Davina’s honours research, into a little studied soft coral found in a temperate estuary near Port Stephens, earned her a week long, all expenses paid, trip to the King Abdullah University of Science and Technology (KAUST) located on the Red Sea.
One of just 50 students, and the only Australian, selected as part of an international poster competition for undergraduate students, Davina’s research highlights the biodiversity value and unique habitat of these rare soft corals.
“Not a lot is known about the soft coral Dendronephtha australis and the aim of my research was to map their distribution and study their habitat with a view to better managing this species within the Port Stephens-Great Lakes Marine Park,” Davina said.
“My study showed that the soft coral needs very specific conditions to grow in and this restricts their distribution. They are found at depths ranging from 4.5 to 18 metres and where there are strong currents.”
Davina’s research showed that although soft coral habitat patches supported a diverse range of fish and invertebrate species, including seahorses and pipefish, none were within the Marine Park Sanctuary Zone and were therefore not adequately protected.

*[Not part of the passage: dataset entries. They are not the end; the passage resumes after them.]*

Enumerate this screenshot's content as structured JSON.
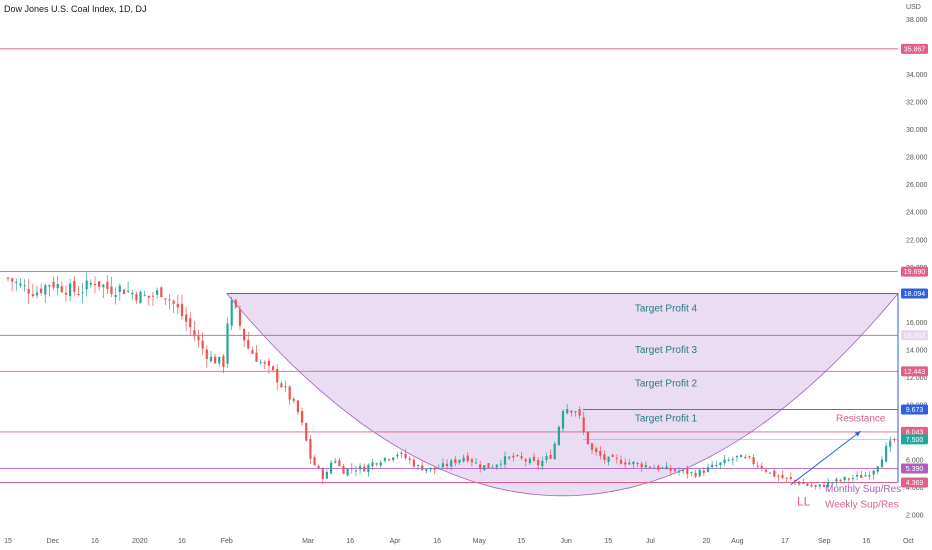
{
  "header": {
    "title": "Dow Jones U.S. Coal Index, 1D, DJ",
    "currency": "USD"
  },
  "colors": {
    "up": "#26a69a",
    "down": "#ef5350",
    "pink_line": "#e06088",
    "violet_line": "#b05fc0",
    "blue_line": "#3060e0",
    "cup_fill": "#e3d0ee",
    "cup_stroke": "#a45fb8",
    "axis_text": "#555555",
    "teal_text": "#2a7a80"
  },
  "chart_data": {
    "type": "candlestick",
    "y_axis": {
      "range": [
        1.5,
        38.4
      ],
      "ticks": [
        "2.000",
        "4.000",
        "6.000",
        "8.000",
        "10.000",
        "12.000",
        "14.000",
        "16.000",
        "18.000",
        "20.000",
        "22.000",
        "24.000",
        "26.000",
        "28.000",
        "30.000",
        "32.000",
        "34.000",
        "36.000",
        "38.000"
      ],
      "tick_values": [
        2,
        4,
        6,
        8,
        10,
        12,
        14,
        16,
        18,
        20,
        22,
        24,
        26,
        28,
        30,
        32,
        34,
        36,
        38
      ]
    },
    "x_axis": {
      "ticks": [
        "15",
        "Dec",
        "16",
        "2020",
        "16",
        "Feb",
        "Mar",
        "16",
        "Apr",
        "16",
        "May",
        "15",
        "Jun",
        "15",
        "Jul",
        "20",
        "Aug",
        "17",
        "Sep",
        "16",
        "Oct"
      ],
      "tick_days": [
        0,
        16,
        31,
        47,
        62,
        78,
        107,
        122,
        138,
        153,
        168,
        183,
        199,
        214,
        229,
        249,
        260,
        277,
        291,
        306,
        321
      ]
    },
    "series_waypoints": {
      "days": [
        0,
        5,
        10,
        15,
        20,
        25,
        31,
        36,
        40,
        46,
        50,
        55,
        60,
        65,
        69,
        72,
        77,
        78,
        80,
        85,
        90,
        95,
        100,
        104,
        108,
        113,
        116,
        119,
        123,
        127,
        130,
        135,
        139,
        143,
        146,
        152,
        157,
        163,
        168,
        172,
        176,
        180,
        184,
        189,
        194,
        198,
        203,
        205,
        208,
        211,
        213,
        216,
        222,
        230,
        238,
        245,
        250,
        255,
        260,
        264,
        268,
        272,
        276,
        280,
        283,
        286,
        288,
        291,
        294,
        298,
        301,
        304,
        307,
        310,
        313,
        316
      ],
      "closes": [
        19.2,
        18.6,
        18.2,
        18.9,
        18.5,
        18.2,
        19.0,
        18.4,
        18.5,
        18.0,
        17.8,
        18.3,
        17.1,
        15.6,
        14.2,
        13.4,
        13.0,
        15.9,
        17.5,
        14.3,
        13.1,
        12.2,
        10.7,
        9.2,
        6.0,
        4.6,
        6.3,
        5.2,
        5.4,
        5.4,
        5.8,
        6.2,
        6.5,
        6.0,
        5.5,
        5.3,
        5.7,
        6.3,
        5.6,
        5.5,
        6.0,
        6.2,
        6.0,
        5.7,
        6.4,
        9.9,
        9.6,
        8.1,
        6.7,
        6.3,
        6.0,
        6.0,
        5.8,
        5.5,
        5.2,
        5.0,
        5.4,
        5.8,
        6.2,
        6.0,
        5.6,
        5.0,
        4.7,
        4.5,
        4.3,
        4.1,
        4.0,
        4.2,
        4.4,
        4.6,
        4.7,
        4.8,
        5.0,
        5.7,
        6.8,
        7.5
      ]
    },
    "candle_count": 215,
    "horizontal_levels": [
      {
        "value": 35.867,
        "label": "35.867",
        "color": "#e06088"
      },
      {
        "value": 19.69,
        "label": "19.690",
        "color": "#e06088"
      },
      {
        "value": 18.094,
        "label": "18.094",
        "color": "#3060e0"
      },
      {
        "value": 15.063,
        "label": "15.063",
        "color": "#b05fc0"
      },
      {
        "value": 12.443,
        "label": "12.443",
        "color": "#e06088"
      },
      {
        "value": 9.673,
        "label": "9.673",
        "color": "#3060e0"
      },
      {
        "value": 8.043,
        "label": "8.043",
        "color": "#e06088"
      },
      {
        "value": 7.5,
        "label": "7.500",
        "color": "#26a69a"
      },
      {
        "value": 5.39,
        "label": "5.390",
        "color": "#b05fc0"
      },
      {
        "value": 4.369,
        "label": "4.369",
        "color": "#e06088"
      }
    ],
    "cup_pattern": {
      "rim_value": 18.094,
      "bottom_value": 3.4,
      "start_day": 78,
      "end_day": 321
    },
    "zone_labels": [
      "Target Profit 4",
      "Target Profit 3",
      "Target Profit 2",
      "Target Profit 1"
    ],
    "annotations": {
      "resistance": "Resistance",
      "ll": "LL",
      "monthly": "Monthly Sup/Res",
      "weekly": "Weekly Sup/Res"
    },
    "grid": false
  }
}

“Further research is needed to determine if these corals exist in other estuaries but this research shows they are home to key species like juvenile snapper, so need protection from threats such as fishing line entanglement and boat anchor damage,” Davina said.
Davina intends to continue her research career and has started a PhD at UTS, under the supervision of Professor David Booth to investigate fish community structures in Sydney Harbour. She is hopeful of a return visit to KAUST.
“I’m looking at doing comparative studies in the Red Sea and now that I’ve been able to make connections at KAUST this is a distinct possibility,” she said.
Davina’s honours thesis, for which she was awarded First Class Honours, was supervised by Professor David Booth and David Harasti from the NSW Marine Parks Authority.